As a result of his recent experiences in Y. M. C. A. work on the Western Front in France, F. B. Sayre, son-in-law of President Wilson, and at present Ezra Ripley Thayer Teaching Fellow in the University, has written the following concerning the Y. M. C. A. War Work:
"The closer one gets to the front, the more religion must take on the form of service,--the giving of a cup of cold water, which in this case means hot coffee. I think of a typical dugout on the crest of a hard-fought hill, which we came to one evening about sunset. It was a battlefield but freshly taken from the enemy; the stench of the dead was still in the air, and the ground was torn and churned,--one horrid mass of blood-soaked earth, of twisted barbed wire and steel shell fragments, timbers and bits of concrete gun emplacements, pieces of personal clothing, shrapnel, broken rifles, unexploded bombs, rifle shells, human bones,--all shattered and ghastly and horrible. We were in front of the English batteries and could hear the English shells go singing and hurtling through the air over our heads, and the regular answer of the German sheels, seeking out the English batteries, whining past us and then exploding with a loud report, throwing high into the air great columns of earth and smoke. Further and further we made our way up towards the front line trenches; finally at a point under almost constant shellfire we found a little Y. M. C. A. dugout. It was very filthy and small, with almost no accommodations; and yet here we found a secretary unflinchingly sticking by his post, in spite of the fact that in this dugout twice during the preceding week an orderly was killed by his side,--living under shellfire so that he could serve hot coffee to soldiers returning out of the front line trench and minister to their most immediate needs.

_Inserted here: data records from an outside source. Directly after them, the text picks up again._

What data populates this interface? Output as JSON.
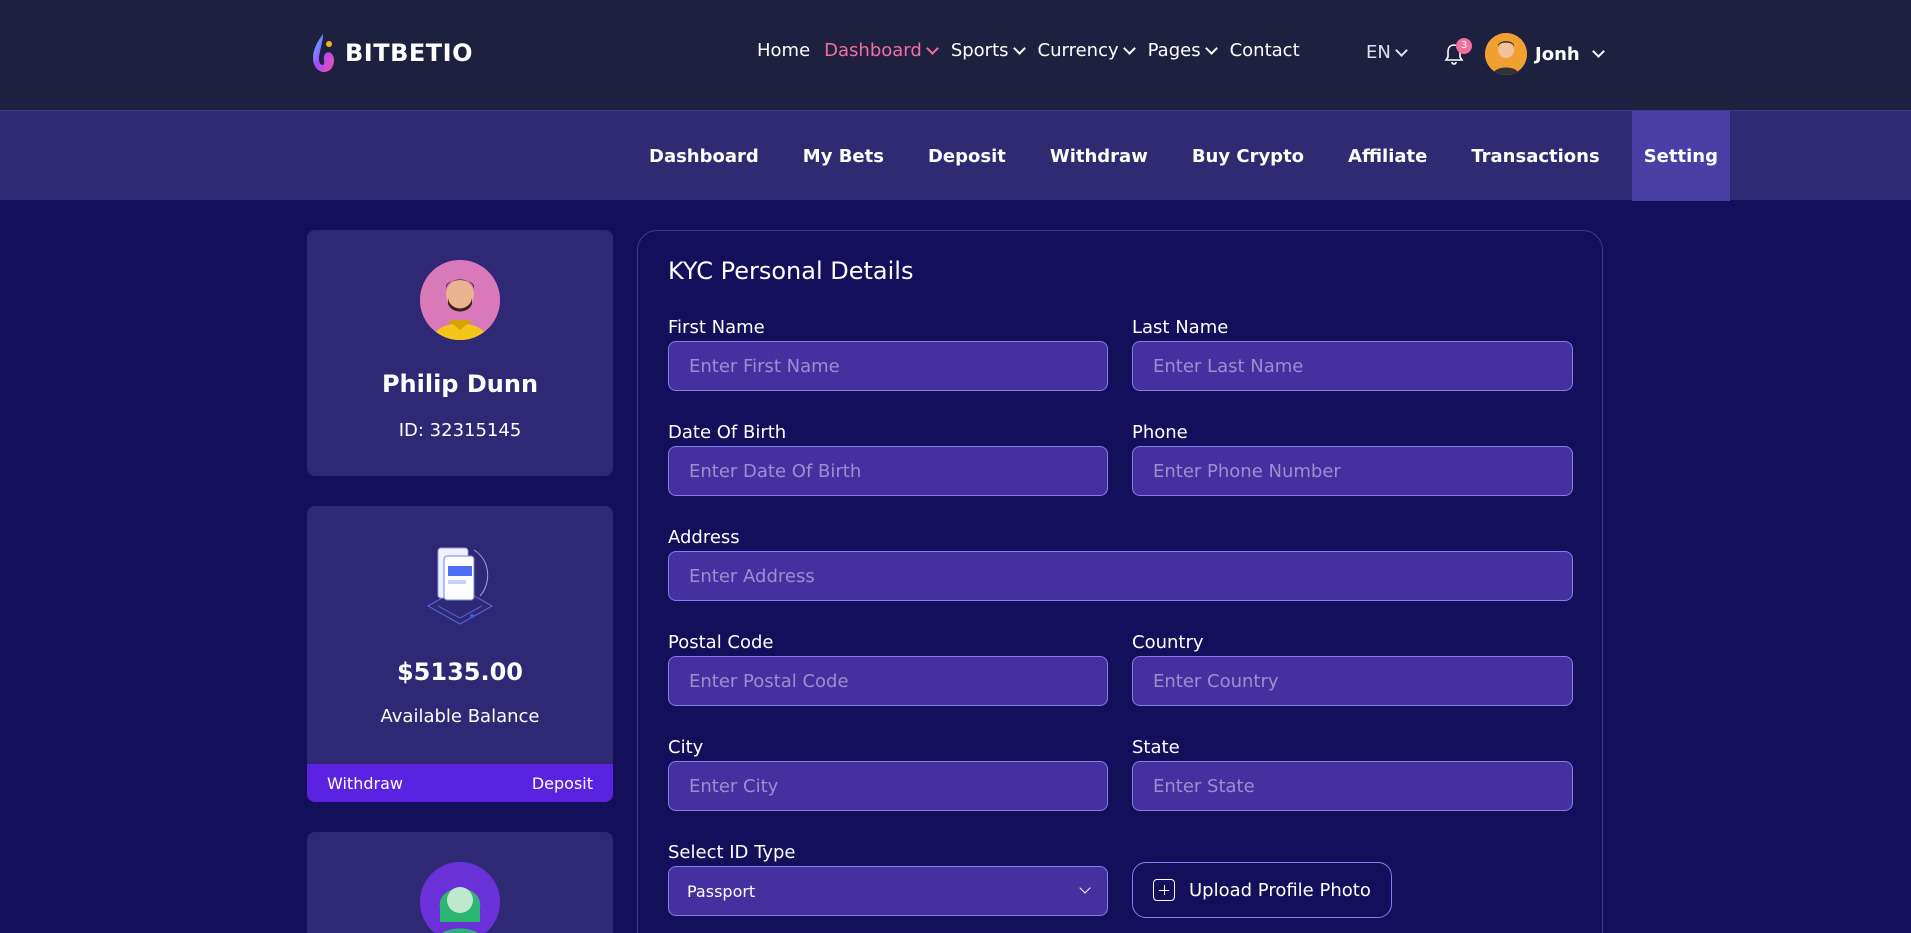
{
  "brand": {
    "name": "BITBETIO",
    "logo_icon": "flame-logo-icon"
  },
  "main_nav": [
    {
      "label": "Home",
      "active": false,
      "has_dropdown": false
    },
    {
      "label": "Dashboard",
      "active": true,
      "has_dropdown": true
    },
    {
      "label": "Sports",
      "active": false,
      "has_dropdown": true
    },
    {
      "label": "Currency",
      "active": false,
      "has_dropdown": true
    },
    {
      "label": "Pages",
      "active": false,
      "has_dropdown": true
    },
    {
      "label": "Contact",
      "active": false,
      "has_dropdown": false
    }
  ],
  "language": {
    "value": "EN"
  },
  "notifications": {
    "count": "3",
    "icon": "bell-icon"
  },
  "user": {
    "name": "Jonh"
  },
  "sub_nav": [
    {
      "label": "Dashboard",
      "active": false
    },
    {
      "label": "My Bets",
      "active": false
    },
    {
      "label": "Deposit",
      "active": false
    },
    {
      "label": "Withdraw",
      "active": false
    },
    {
      "label": "Buy Crypto",
      "active": false
    },
    {
      "label": "Affiliate",
      "active": false
    },
    {
      "label": "Transactions",
      "active": false
    },
    {
      "label": "Setting",
      "active": true
    }
  ],
  "profile": {
    "name": "Philip Dunn",
    "id_text": "ID: 32315145"
  },
  "balance": {
    "amount": "$5135.00",
    "label": "Available Balance",
    "withdraw_label": "Withdraw",
    "deposit_label": "Deposit"
  },
  "kyc": {
    "title": "KYC Personal Details",
    "first_name": {
      "label": "First Name",
      "placeholder": "Enter First Name",
      "value": ""
    },
    "last_name": {
      "label": "Last Name",
      "placeholder": "Enter Last Name",
      "value": ""
    },
    "dob": {
      "label": "Date Of Birth",
      "placeholder": "Enter Date Of Birth",
      "value": ""
    },
    "phone": {
      "label": "Phone",
      "placeholder": "Enter Phone Number",
      "value": ""
    },
    "address": {
      "label": "Address",
      "placeholder": "Enter Address",
      "value": ""
    },
    "postal_code": {
      "label": "Postal Code",
      "placeholder": "Enter Postal Code",
      "value": ""
    },
    "country": {
      "label": "Country",
      "placeholder": "Enter Country",
      "value": ""
    },
    "city": {
      "label": "City",
      "placeholder": "Enter City",
      "value": ""
    },
    "state": {
      "label": "State",
      "placeholder": "Enter State",
      "value": ""
    },
    "id_type": {
      "label": "Select ID Type",
      "selected": "Passport"
    },
    "upload_label": "Upload Profile Photo"
  },
  "colors": {
    "header_bg": "#1e2040",
    "subnav_bg": "#302a73",
    "page_bg": "#140f5a",
    "card_bg": "#2f2875",
    "accent_pink": "#f2709c",
    "accent_purple": "#5b22e2",
    "input_bg": "#4530a0"
  }
}
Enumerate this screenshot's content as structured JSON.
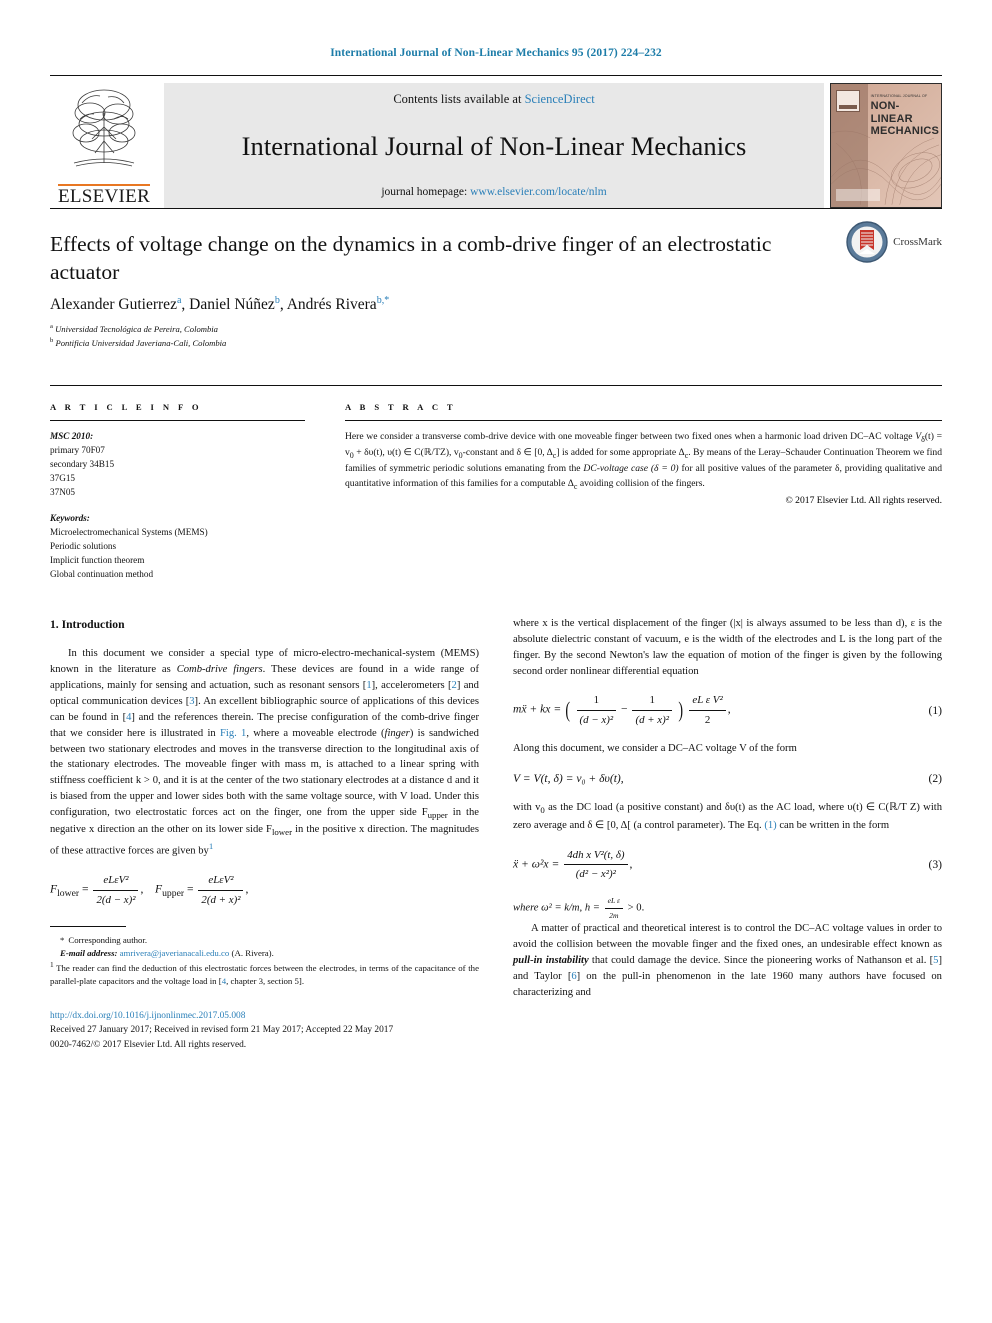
{
  "running_head": "International Journal of Non-Linear Mechanics 95 (2017) 224–232",
  "masthead": {
    "contents_prefix": "Contents lists available at ",
    "sciencedirect": "ScienceDirect",
    "journal_name": "International Journal of Non-Linear Mechanics",
    "homepage_prefix": "journal homepage: ",
    "homepage_url": "www.elsevier.com/locate/nlm",
    "publisher": "ELSEVIER",
    "cover": {
      "sup_line": "INTERNATIONAL JOURNAL OF",
      "line1": "NON-LINEAR",
      "line2": "MECHANICS"
    },
    "colors": {
      "link": "#2a7fb8",
      "band": "#e8e8e8",
      "elsevier_orange": "#e87722"
    }
  },
  "article": {
    "title": "Effects of voltage change on the dynamics in a comb-drive finger of an electrostatic actuator",
    "authors": [
      {
        "name": "Alexander Gutierrez",
        "sup": "a"
      },
      {
        "name": "Daniel Núñez",
        "sup": "b"
      },
      {
        "name": "Andrés Rivera",
        "sup": "b,"
      }
    ],
    "authors_line": "Alexander Gutierrez, Daniel Núñez, Andrés Rivera",
    "affiliations": [
      {
        "mark": "a",
        "text": "Universidad Tecnológica de Pereira, Colombia"
      },
      {
        "mark": "b",
        "text": "Pontificia Universidad Javeriana-Cali, Colombia"
      }
    ],
    "crossmark_label": "CrossMark"
  },
  "article_info": {
    "heading": "A R T I C L E    I N F O",
    "msc_head": "MSC 2010:",
    "msc_items": [
      "primary 70F07",
      "secondary 34B15",
      "37G15",
      "37N05"
    ],
    "keywords_head": "Keywords:",
    "keywords": [
      "Microelectromechanical Systems (MEMS)",
      "Periodic solutions",
      "Implicit function theorem",
      "Global continuation method"
    ]
  },
  "abstract": {
    "heading": "A B S T R A C T",
    "text_1": "Here we consider a transverse comb-drive device with one moveable finger between two fixed ones when a harmonic load driven DC–AC voltage ",
    "math_1": "V",
    "math_1_sub": "δ",
    "text_2": "(t) = v",
    "text_2b": "0",
    "text_3": " + δυ(t), υ(t) ∈ C(ℝ/TZ), v",
    "text_3b": "0",
    "text_4": "-constant and δ ∈ [0, Δ",
    "text_4b": "c",
    "text_5": "] is added for some appropriate Δ",
    "text_5b": "c",
    "text_6": ". By means of the Leray–Schauder Continuation Theorem we find families of symmetric periodic solutions emanating from the ",
    "text_7": "DC-voltage case (δ = 0)",
    "text_8": " for all positive values of the parameter δ, providing qualitative and quantitative information of this families for a computable Δ",
    "text_8b": "c",
    "text_9": " avoiding collision of the fingers.",
    "copyright": "© 2017 Elsevier Ltd. All rights reserved."
  },
  "left_column": {
    "section_heading": "1. Introduction",
    "p1_a": "In this document we consider a special type of  micro-electro-mechanical-system (MEMS) known in the literature as  ",
    "p1_it": "Comb-drive fingers",
    "p1_b": ". These devices are found in a wide range of applications, mainly for sensing and actuation, such as resonant sensors [",
    "ref1": "1",
    "p1_c": "], accelerometers [",
    "ref2": "2",
    "p1_d": "] and optical communication devices [",
    "ref3": "3",
    "p1_e": "]. An excellent bibliographic source of applications of this devices can be found in [",
    "ref4": "4",
    "p1_f": "] and the references therein. The precise configuration of the comb-drive finger that we consider here is illustrated in ",
    "fig1": "Fig. 1",
    "p1_g": ", where a moveable electrode (",
    "p1_it2": "finger",
    "p1_h": ") is sandwiched between two stationary electrodes and moves in the transverse direction to the longitudinal axis of the stationary electrodes. The moveable finger with mass m, is attached to a linear spring with stiffness coefficient k > 0, and it is at the center of the two stationary electrodes at a distance d and it is biased from the upper and lower sides both with the same voltage source, with V load. Under this configuration, two electrostatic forces act on the finger, one from the upper side F",
    "p1_sub1": "upper",
    "p1_i": " in the negative x direction an the other on its lower side F",
    "p1_sub2": "lower",
    "p1_j": " in the positive x direction. The magnitudes of these attractive forces are given by",
    "footnote_marker": "1",
    "equation_forces": {
      "lower_label": "F",
      "lower_sub": "lower",
      "upper_label": "F",
      "upper_sub": "upper",
      "num": "eLεV²",
      "den_lower": "2(d − x)²",
      "den_upper": "2(d + x)²"
    }
  },
  "footnotes": {
    "corresponding": "Corresponding author.",
    "email_label": "E-mail address:",
    "email": "amrivera@javerianacali.edu.co",
    "email_author": "(A. Rivera).",
    "fn1_marker": "1",
    "fn1_text_a": "The reader can find the deduction of this electrostatic forces between the electrodes, in terms of the capacitance of the parallel-plate capacitors and the voltage load in [",
    "fn1_ref": "4",
    "fn1_text_b": ", chapter 3, section 5]."
  },
  "doi_block": {
    "doi": "http://dx.doi.org/10.1016/j.ijnonlinmec.2017.05.008",
    "dates": "Received 27 January 2017; Received in revised form 21 May 2017; Accepted 22 May 2017",
    "issn": "0020-7462/© 2017 Elsevier Ltd. All rights reserved."
  },
  "right_column": {
    "p1": "where x is the vertical displacement of the finger (|x| is always assumed to be less than d), ε is the absolute dielectric constant of vacuum, e is the width of the electrodes and L is the long part of the finger. By the second Newton's law the equation of motion of the finger is given by the following second order nonlinear differential equation",
    "eq1": {
      "lhs": "mẍ + kx =",
      "num1": "1",
      "den1": "(d − x)²",
      "num2": "1",
      "den2": "(d + x)²",
      "tail_num": "eL ε V²",
      "tail_den": "2",
      "number": "(1)"
    },
    "p2": "Along this document, we consider a DC–AC voltage V of the form",
    "eq2": {
      "body": "V = V(t, δ) = v₀ + δυ(t),",
      "number": "(2)"
    },
    "p3_a": "with v",
    "p3_sub": "0",
    "p3_b": " as the DC load (a positive constant) and δυ(t) as the AC load, where υ(t) ∈ C(ℝ/T Z) with zero average and δ ∈ [0, Δ[ (a control parameter). The Eq. ",
    "p3_ref": "(1)",
    "p3_c": " can be written in the form",
    "eq3": {
      "lhs": "ẍ + ω²x =",
      "num": "4dh x V²(t, δ)",
      "den": "(d² − x²)²",
      "number": "(3)"
    },
    "p4_a": "where ω² = k/m, h = ",
    "p4_frac_num": "eL ε",
    "p4_frac_den": "2m",
    "p4_b": " > 0.",
    "p5_a": "A matter of practical and theoretical interest is to control the DC–AC voltage values in order to avoid the collision between the movable finger and the fixed ones, an undesirable effect known as ",
    "p5_it": "pull-in instability",
    "p5_b": " that could damage the device. Since the pioneering works of Nathanson et al. [",
    "p5_ref1": "5",
    "p5_c": "] and Taylor [",
    "p5_ref2": "6",
    "p5_d": "] on the pull-in phenomenon in the late 1960 many authors have focused on characterizing and"
  }
}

"When the Canadians stormed over the top of certain famous ridge, and the battlefield was full of needy, suffering men, a Y. M. C. A. secretary appeared serving out hot coffee on the ridge within half an hour after it was stormed, before the line was yet consolidated. 'Everybody else was lying flat in that rain of bullets," one of the officers said, 'Everybody except just that secretary; and the sight of him standing alone, forgetting everything except the men he was risking his life to help is what gave religion to me.'
"A great gathering place of the nations of the world; the manhood of America gathered there; many homesick, some distressed in mind, all facing issues of life and death and wondering about things they had never wondered about before,--there is an opportunity for army chaplains, for the Y. M. C. A. and for other up building forces, like of which has scarcely ever been seen."